In April, The Big Bend Sentinel found multiple examples of Airbnb listings that were still up despite the ban. We also reported on one company — Fort Worth-based Marfa Property Group, LLC — that had continued to accept bookings.
Marfa’s proposed ordinance is loosely based on San Antonio’s, which breaks Airbnbs into two types: Type 1, which are lived in by the property owner as a primary residence, with extra rooms rented out; and Type 2, in which the owner uses the residence as a vacation rental without living in it or renting it to long-term tenants.
San Antonio divided Airbnbs that way, one San Antonio council member explained at the time, because Type 2 rentals “adversely affect the nature and character of residential neighborhoods” and reduce “the availability of affordable, working-family housing.” They set density caps preventing more than one-eighth of a city block from becoming Type 2 Airbnbs.

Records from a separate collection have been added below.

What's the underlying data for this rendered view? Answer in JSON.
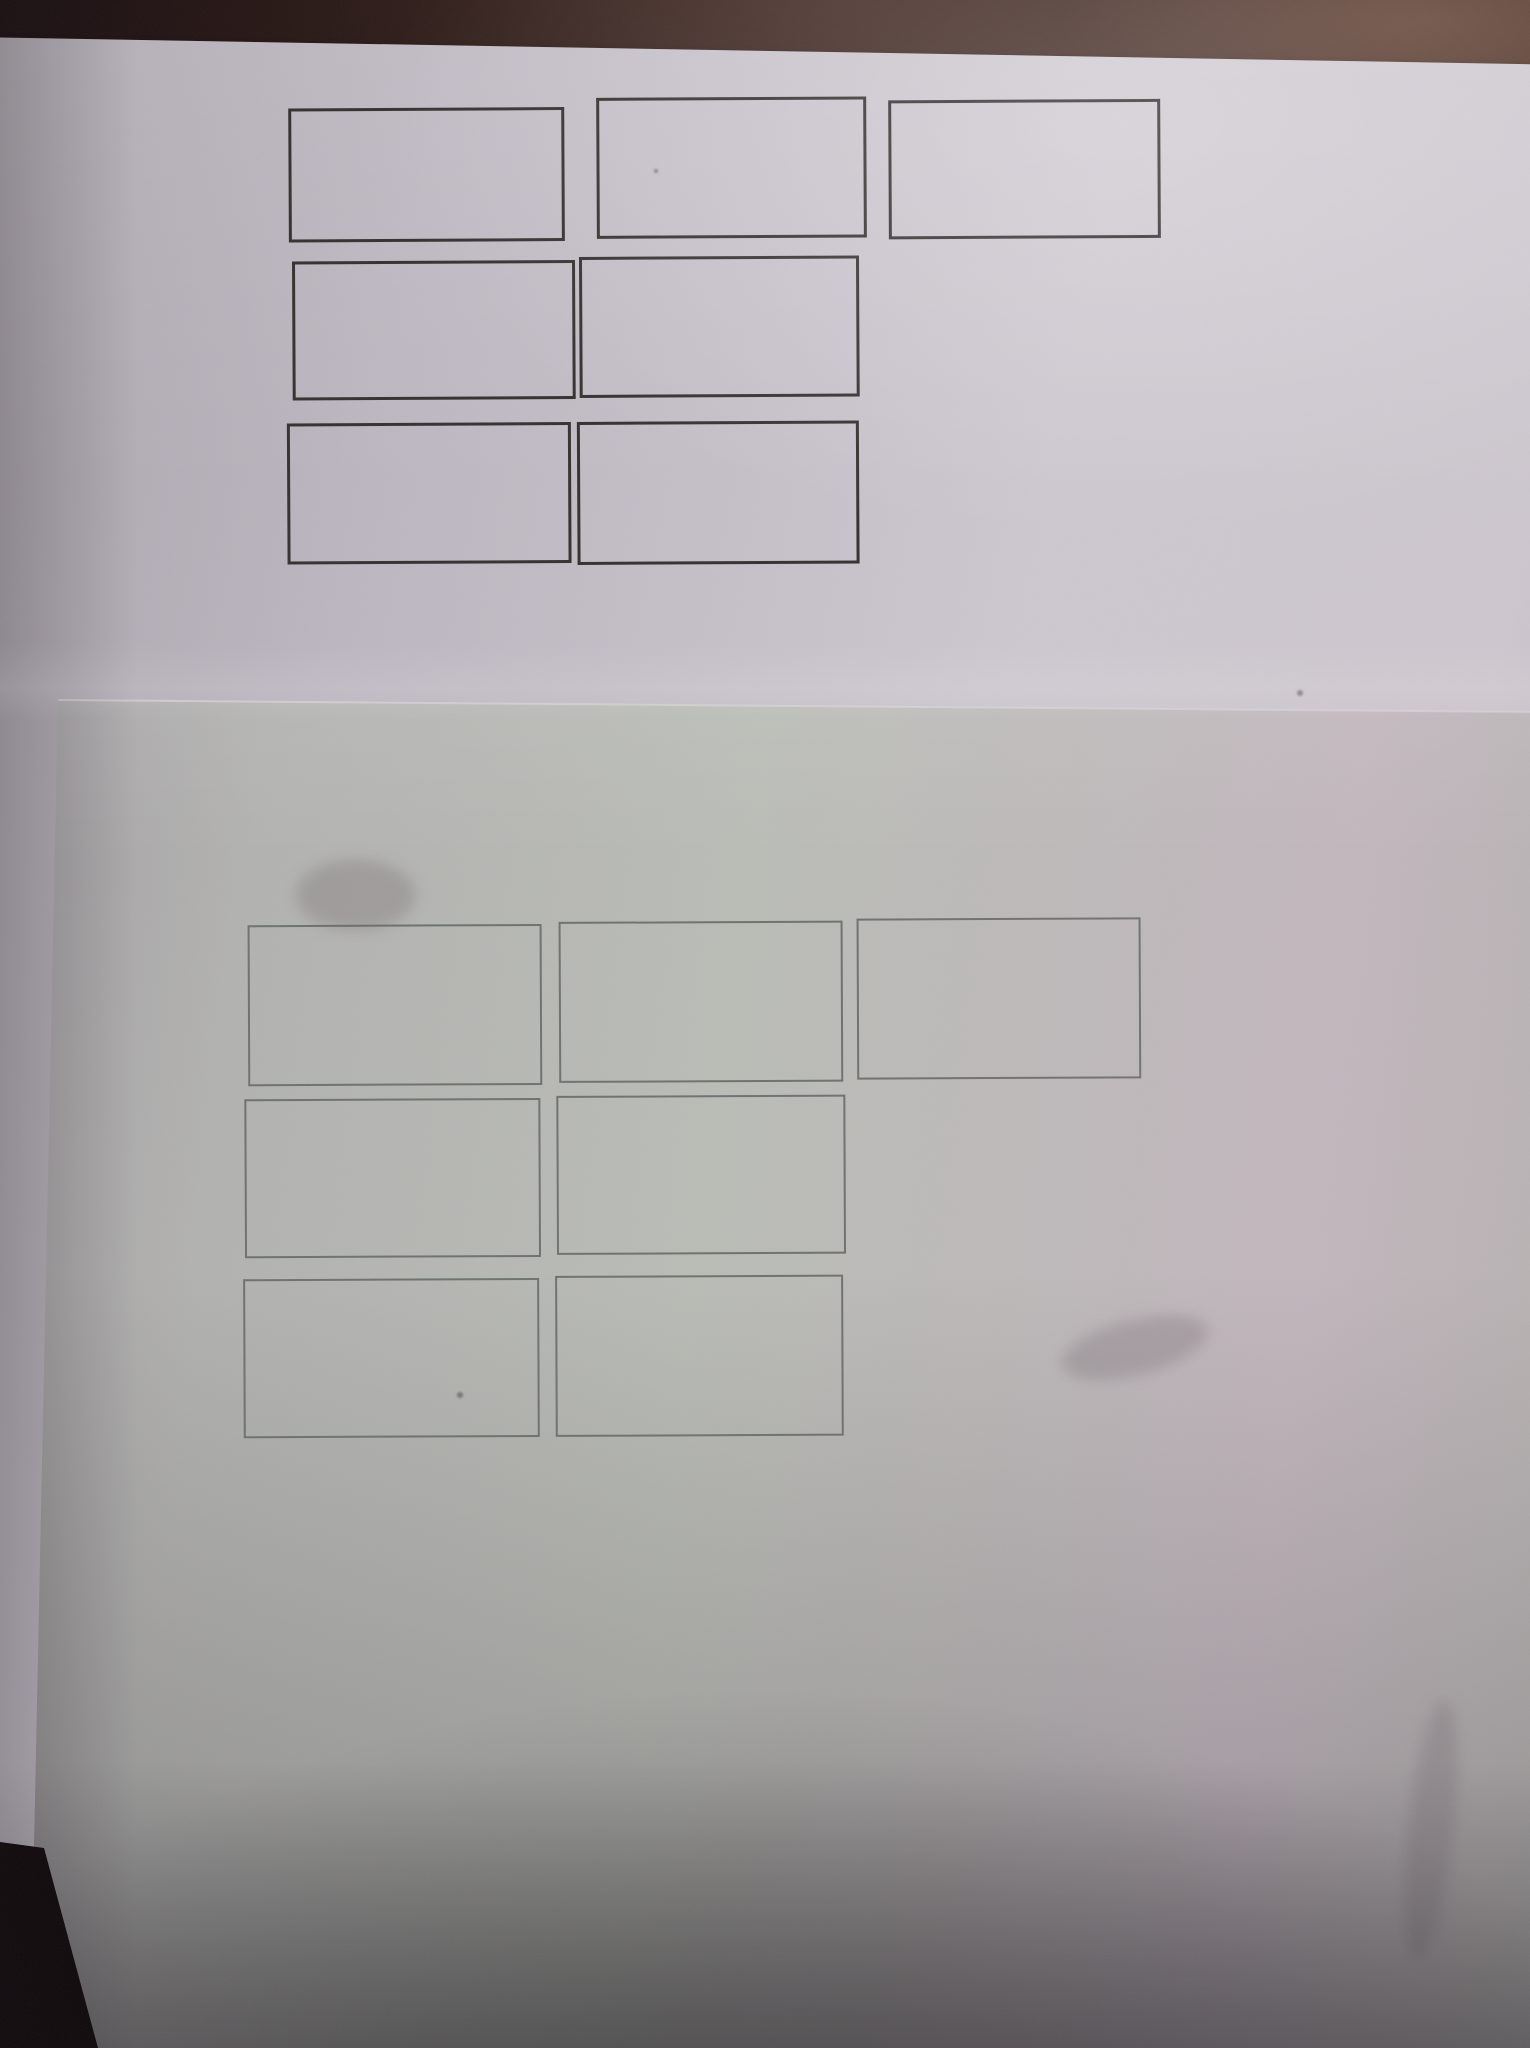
{
  "scene": {
    "type": "photograph",
    "subject": "Two overlapping sheets of white paper on a dark brown desk, each printed with seven empty rectangular outlines arranged in rows of 3, 2 and 2",
    "colors": {
      "desk-left": "#190d0f",
      "desk-mid": "#3a2521",
      "desk-right": "#523931",
      "paper1-bright": "#cdc7cf",
      "paper1-mid": "#bcb6c0",
      "paper1-shadow": "#a9a2ab",
      "paper2-light": "#babcb6",
      "paper2-mid": "#b2b2b0",
      "paper2-shadow": "#a09ba1",
      "paper2-pink": "#c0b7bd",
      "edge-highlight": "#d8d5da"
    },
    "sheets": [
      {
        "id": "top-sheet",
        "description": "upper bright sheet, seven dark-outlined empty rectangles",
        "rows": [
          3,
          2,
          2
        ],
        "box_count": 7,
        "border_color": "#33302f",
        "border_px": 3,
        "print_rotate_deg": -0.3,
        "frame": {
          "left": -30,
          "top": 37,
          "width": 1620,
          "height": 1810,
          "rotate_deg": 1.0
        },
        "boxes": [
          {
            "name": "row1-col1",
            "x": 293,
            "y": 106,
            "w": 276,
            "h": 134
          },
          {
            "name": "row1-col2",
            "x": 601,
            "y": 97,
            "w": 270,
            "h": 141
          },
          {
            "name": "row1-col3",
            "x": 893,
            "y": 101,
            "w": 272,
            "h": 139
          },
          {
            "name": "row2-col1",
            "x": 296,
            "y": 259,
            "w": 283,
            "h": 139
          },
          {
            "name": "row2-col2",
            "x": 583,
            "y": 256,
            "w": 280,
            "h": 141
          },
          {
            "name": "row3-col1",
            "x": 290,
            "y": 421,
            "w": 284,
            "h": 141
          },
          {
            "name": "row3-col2",
            "x": 580,
            "y": 421,
            "w": 282,
            "h": 143
          }
        ]
      },
      {
        "id": "bottom-sheet",
        "description": "lower overlapping sheet, seven faint gray-outlined empty rectangles",
        "rows": [
          3,
          2,
          2
        ],
        "box_count": 7,
        "border_color": "#6d716f",
        "border_px": 2,
        "print_rotate_deg": -0.25,
        "clip": [
          [
            58,
            700
          ],
          [
            1540,
            712
          ],
          [
            1540,
            2058
          ],
          [
            96,
            2058
          ],
          [
            34,
            1846
          ]
        ],
        "boxes": [
          {
            "name": "row1-col1",
            "x": 248,
            "y": 923,
            "w": 294,
            "h": 161
          },
          {
            "name": "row1-col2",
            "x": 559,
            "y": 921,
            "w": 284,
            "h": 161
          },
          {
            "name": "row1-col3",
            "x": 857,
            "y": 919,
            "w": 284,
            "h": 161
          },
          {
            "name": "row2-col1",
            "x": 244,
            "y": 1097,
            "w": 296,
            "h": 159
          },
          {
            "name": "row2-col2",
            "x": 556,
            "y": 1095,
            "w": 289,
            "h": 159
          },
          {
            "name": "row3-col1",
            "x": 242,
            "y": 1277,
            "w": 296,
            "h": 159
          },
          {
            "name": "row3-col2",
            "x": 554,
            "y": 1275,
            "w": 288,
            "h": 161
          }
        ]
      }
    ],
    "desk_wedge": [
      [
        0,
        1842
      ],
      [
        44,
        1848
      ],
      [
        98,
        2048
      ],
      [
        0,
        2048
      ]
    ],
    "specks": [
      {
        "x": 1300,
        "y": 693,
        "r": 3
      },
      {
        "x": 460,
        "y": 1395,
        "r": 3
      },
      {
        "x": 656,
        "y": 171,
        "r": 2
      }
    ],
    "smudges": [
      {
        "x": 1408,
        "y": 1700,
        "w": 46,
        "h": 260,
        "rotate": 6
      },
      {
        "x": 1060,
        "y": 1320,
        "w": 150,
        "h": 55,
        "rotate": -14
      },
      {
        "x": 296,
        "y": 860,
        "w": 120,
        "h": 70,
        "rotate": 0
      }
    ]
  }
}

Those density rules were gone from Marfa’s proposed ordinance by the time of Tuesday’s meeting, as city council instead considered using other tools (like special-use permits) to regulate new Airbnbs. But Councilmember Yoseff Ben-Yehuda questioned whether the city should even be trying to limit new vacation rentals. Many residents in attendance agreed.
Affordable housing concerns were barely discussed. On Tuesday, they came up only once, when The Big Bend Sentinel asked about them during the public comment period.
Lauren Meader Fowlkes, a realtor and rentals manager, responded that the conversation over Marfa’s short-term rental ordinance had “nothing to do with affordable housing.”
“Most of these houses have never been long-term rentals because the owners use them,” she said. Instead, she argued, many were second homes — and if owners couldn’t use them as vacation rentals, they would just keep them vacant instead.
After around two hours, and after combing through just around half of Marfa’s proposed ordinance, city council decided to call it quits for the night. But the discussions are far from over. The city will have its next workshop on the short term rental ordinance on Thursday, October 22, at 6 p.m. with an agenda and Zoom login available at www.cityofmarfa.com.